Fasiculation is a benign condition of muscular spasm. We sometimes treat intractable fasiculation with muscle relaxants but more recently, I have had great success treating this condition with Botox. It relaxes the muscle and stops the fasiculation for at least six months. After this, it usually does not come back.
Ok - On to part two of your symptoms. About a year ago you noticed that your vision was blurry alot of the time and that you had a "veil" in front of your vision. Your eye doctor is correct. This is a movement of the vitreous humor away from the retina. When we are young, the vitreous is firm in the eye and solid. As we age, the vitreous softens (just like everything else) and shrinks in on itself. Unfortunately, when it shrinks, it starts to move around in the eye and the areas of interface (like where it was attached at the optic nerve) swirl into your central vision and make you blurry.
This condition is usually short lived because as the vitreous turns more liquid, gravity pulls the interfering "floaters" out of your vision. Unfortunately, many patients in my practice grow impatient because the process can take months to years to go away. They ask if we can do something to make them disappear faster.
The answer is no. Operating on an eye, especially near the retina is pretty dangerous. We only do retinal surgery as a last resort to save vision. The floaters are a pain, but they are not vision threatening.
You are not going to lose your eyesight from this "posterior vitreous detachment".
If you really want a second opinion, a retinal specialist can confirm these findings.
This condition of vitreous detachment can also happen in your other eye. If you notice bright flashing lights, floaters or a shade across your vision, the other eye should be checked right away.

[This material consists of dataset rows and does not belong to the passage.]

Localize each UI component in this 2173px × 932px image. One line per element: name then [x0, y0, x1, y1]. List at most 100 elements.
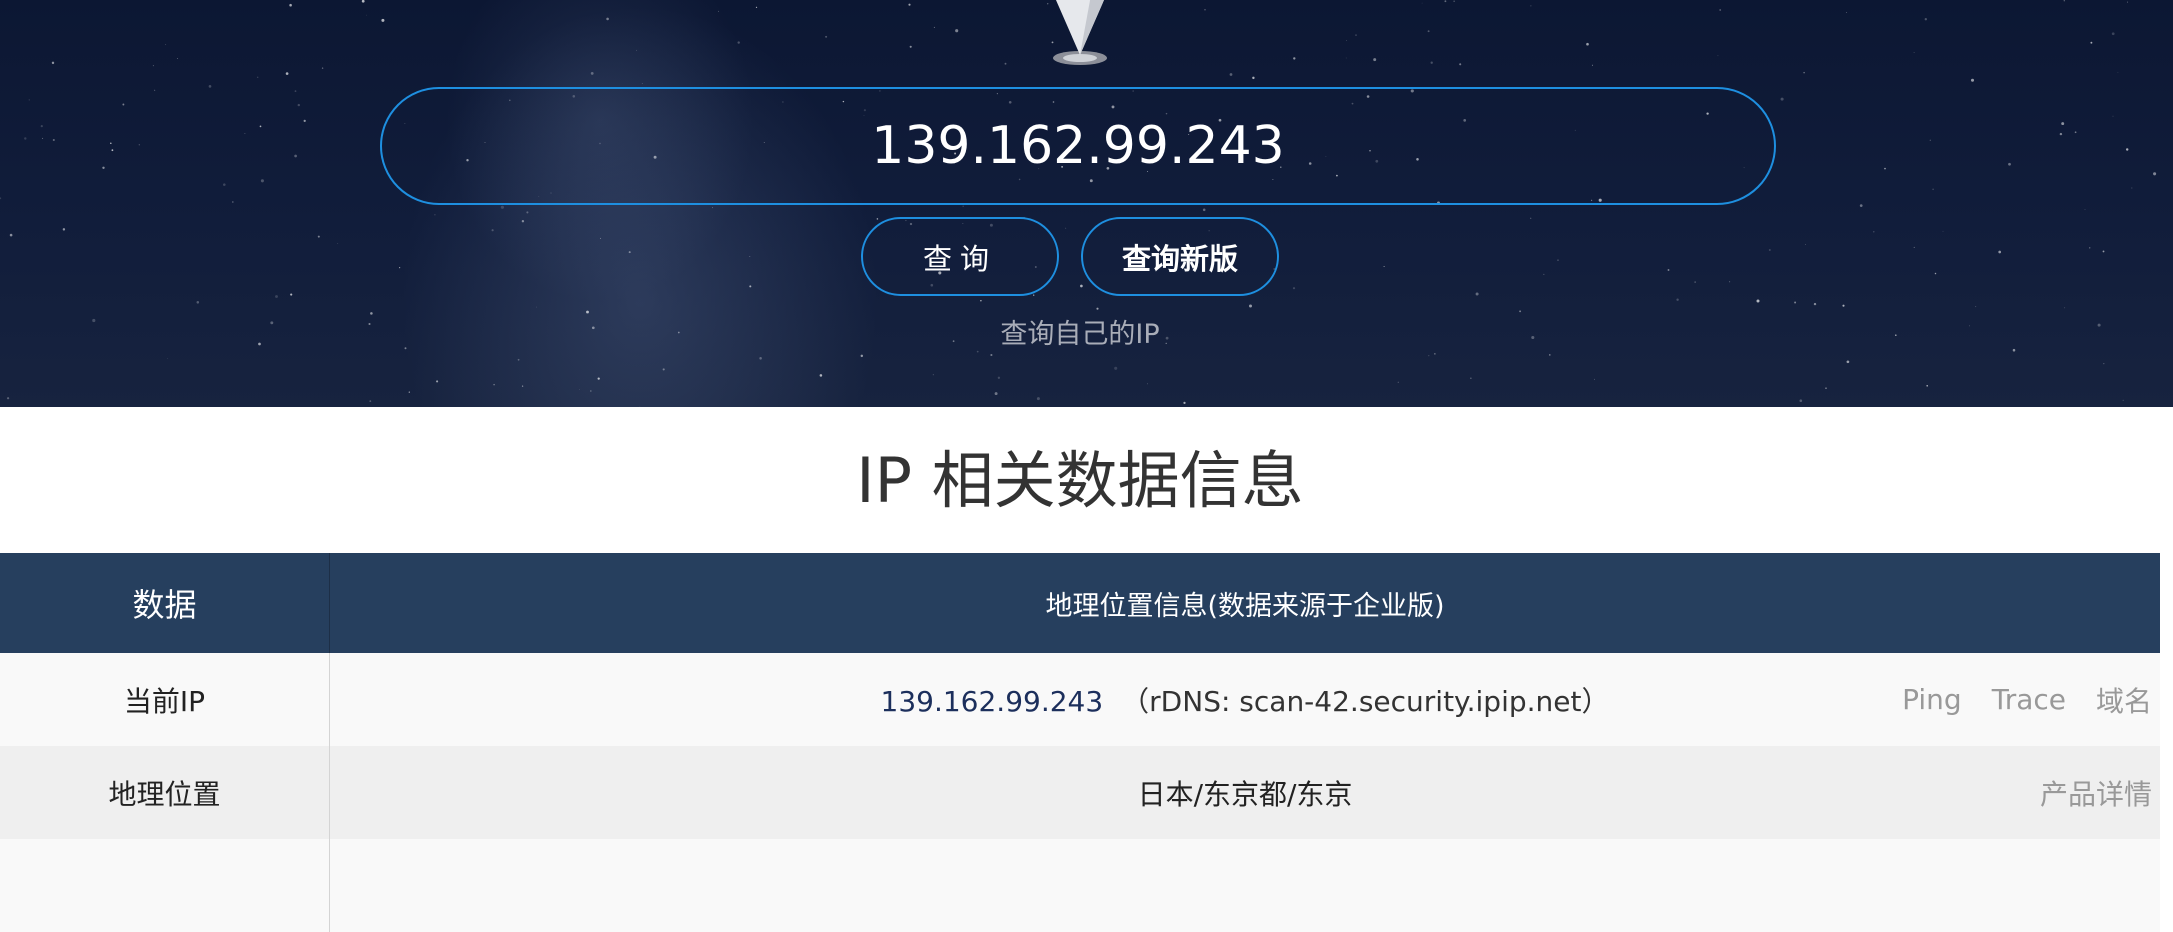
table-row	[0, 839, 2160, 932]
star-dot	[1926, 385, 1928, 387]
star-dot	[1667, 269, 1670, 271]
star-dot	[9, 233, 13, 237]
ping-link[interactable]: Ping	[1902, 683, 1962, 716]
star-dot	[500, 205, 504, 209]
row-label-location: 地理位置	[0, 746, 330, 839]
star-dot	[1345, 40, 1347, 41]
star-dot	[737, 41, 740, 44]
star-dot	[749, 256, 751, 258]
star-dot	[606, 17, 609, 21]
star-dot	[111, 149, 114, 152]
star-dot	[152, 65, 154, 67]
star-dot	[285, 72, 289, 75]
star-dot	[1676, 298, 1679, 301]
star-dot	[1355, 34, 1357, 36]
star-dot	[1383, 265, 1385, 268]
star-dot	[1096, 307, 1099, 310]
star-dot	[42, 137, 44, 139]
star-dot	[2122, 399, 2124, 402]
map-pin-icon	[1053, 0, 1107, 65]
star-dot	[1803, 71, 1805, 74]
star-dot	[712, 207, 713, 209]
star-dot	[62, 228, 66, 231]
star-dot	[1459, 63, 1462, 66]
star-dot	[0, 197, 2, 200]
star-dot	[639, 406, 641, 407]
star-dot	[962, 205, 964, 207]
star-dot	[1114, 366, 1118, 370]
trace-link[interactable]: Trace	[1992, 683, 2066, 716]
current-ip-value[interactable]: 139.162.99.243	[881, 685, 1104, 718]
star-dot	[2131, 187, 2133, 189]
star-dot	[1427, 30, 1430, 33]
star-dot	[208, 85, 212, 88]
star-dot	[2126, 1, 2128, 3]
star-dot	[990, 353, 993, 357]
star-dot	[40, 125, 43, 128]
row-actions: 产品详情	[2010, 746, 2152, 839]
domain-link[interactable]: 域名	[2096, 680, 2152, 720]
star-dot	[759, 357, 762, 360]
star-dot	[1249, 304, 1252, 308]
star-dot	[641, 83, 643, 84]
star-dot	[294, 154, 297, 158]
star-dot	[1975, 306, 1977, 308]
star-dot	[1717, 55, 1719, 57]
query-own-ip-link[interactable]: 查询自己的IP	[0, 312, 2160, 351]
star-dot	[290, 293, 293, 296]
star-dot	[1065, 227, 1067, 229]
star-dot	[2111, 32, 2115, 36]
star-dot	[2090, 41, 2093, 44]
star-dot	[122, 103, 125, 106]
star-dot	[1444, 0, 1447, 3]
star-dot	[1813, 302, 1817, 306]
star-dot	[1998, 250, 2002, 254]
query-new-version-button[interactable]: 查询新版	[1081, 217, 1279, 296]
star-dot	[1557, 259, 1559, 261]
star-dot	[154, 89, 156, 91]
star-dot	[436, 380, 439, 383]
star-dot	[1825, 387, 1827, 390]
section-title: IP 相关数据信息	[856, 444, 1304, 517]
star-dot	[1204, 9, 1206, 11]
star-dot	[2084, 209, 2086, 210]
row-actions: Ping Trace 域名	[1872, 653, 2152, 746]
star-dot	[876, 218, 879, 220]
star-dot	[718, 10, 719, 12]
star-dot	[260, 179, 264, 183]
table-header-row: 数据 地理位置信息(数据来源于企业版)	[0, 553, 2160, 653]
star-dot	[2059, 132, 2063, 136]
star-dot	[294, 90, 297, 92]
star-dot	[1475, 292, 1479, 296]
star-dot	[165, 44, 167, 46]
star-dot	[908, 3, 911, 6]
star-dot	[1293, 57, 1296, 60]
star-dot	[1252, 76, 1255, 80]
star-dot	[1873, 231, 1875, 233]
star-dot	[408, 391, 410, 393]
star-dot	[138, 144, 140, 146]
star-dot	[860, 354, 864, 358]
query-button[interactable]: 查询	[861, 217, 1059, 296]
star-dot	[2103, 363, 2105, 365]
star-dot	[1373, 58, 1377, 62]
star-dot	[1934, 272, 1937, 275]
star-dot	[1345, 57, 1347, 59]
star-dot	[1080, 284, 1083, 288]
star-dot	[1470, 377, 1472, 379]
star-dot	[275, 295, 278, 298]
star-dot	[491, 229, 494, 232]
star-dot	[589, 390, 592, 392]
star-dot	[1004, 62, 1007, 65]
star-dot	[955, 29, 959, 33]
star-dot	[628, 251, 631, 254]
rdns-value: （rDNS: scan-42.security.ipip.net）	[1121, 684, 1610, 718]
star-dot	[749, 285, 752, 288]
star-dot	[980, 299, 982, 302]
star-dot	[1884, 167, 1886, 170]
star-dot	[381, 18, 385, 22]
product-details-link[interactable]: 产品详情	[2040, 773, 2152, 813]
star-dot	[2112, 115, 2114, 117]
ip-search-input[interactable]	[380, 87, 1776, 205]
star-dot	[997, 376, 1001, 379]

When it first happens, there is a possibility of tearing the retina as it pulls away. Thus the retina should be checked immediately upon noticing symptoms and one month later if it happens in the other eye.
Does this all make sense to you? And do you have any other questions I can help you with?
During my eye exam, my eye doctor checked both of my eyes, and she said that the left eye was actually worse than the right eye. I can tell that my left eye is also blurry and also has fasiculation. The main difference is that I cannot "see" the floaters like I can with my right eye.
That is not uncommon. From your eye doctor's perspective, the floaters and movement of the gel can look worse to her. But different angles and aspects of light can make the floaters look different from the inside looking out. You are better able to judge which eye seems worse.
I think that if both your eyes are fasiculating, you should consider botox or a short term muscle relaxant. Ask your doc if she does these treatments. They are very simple and effective.
I do feel better knowing that these symptoms will probably go away with time. Thank you so much Dr. Trace. This was worth more than the $58 requested. Have a wonderful and blessed evening. Marilyn
Thank you too Marilyn. God Bless you as well. Dr. Trace
Okay, I will check into it. I am glad to know that there are a few things that I can do to alleviate some of the stress of these conditions. Thanks again!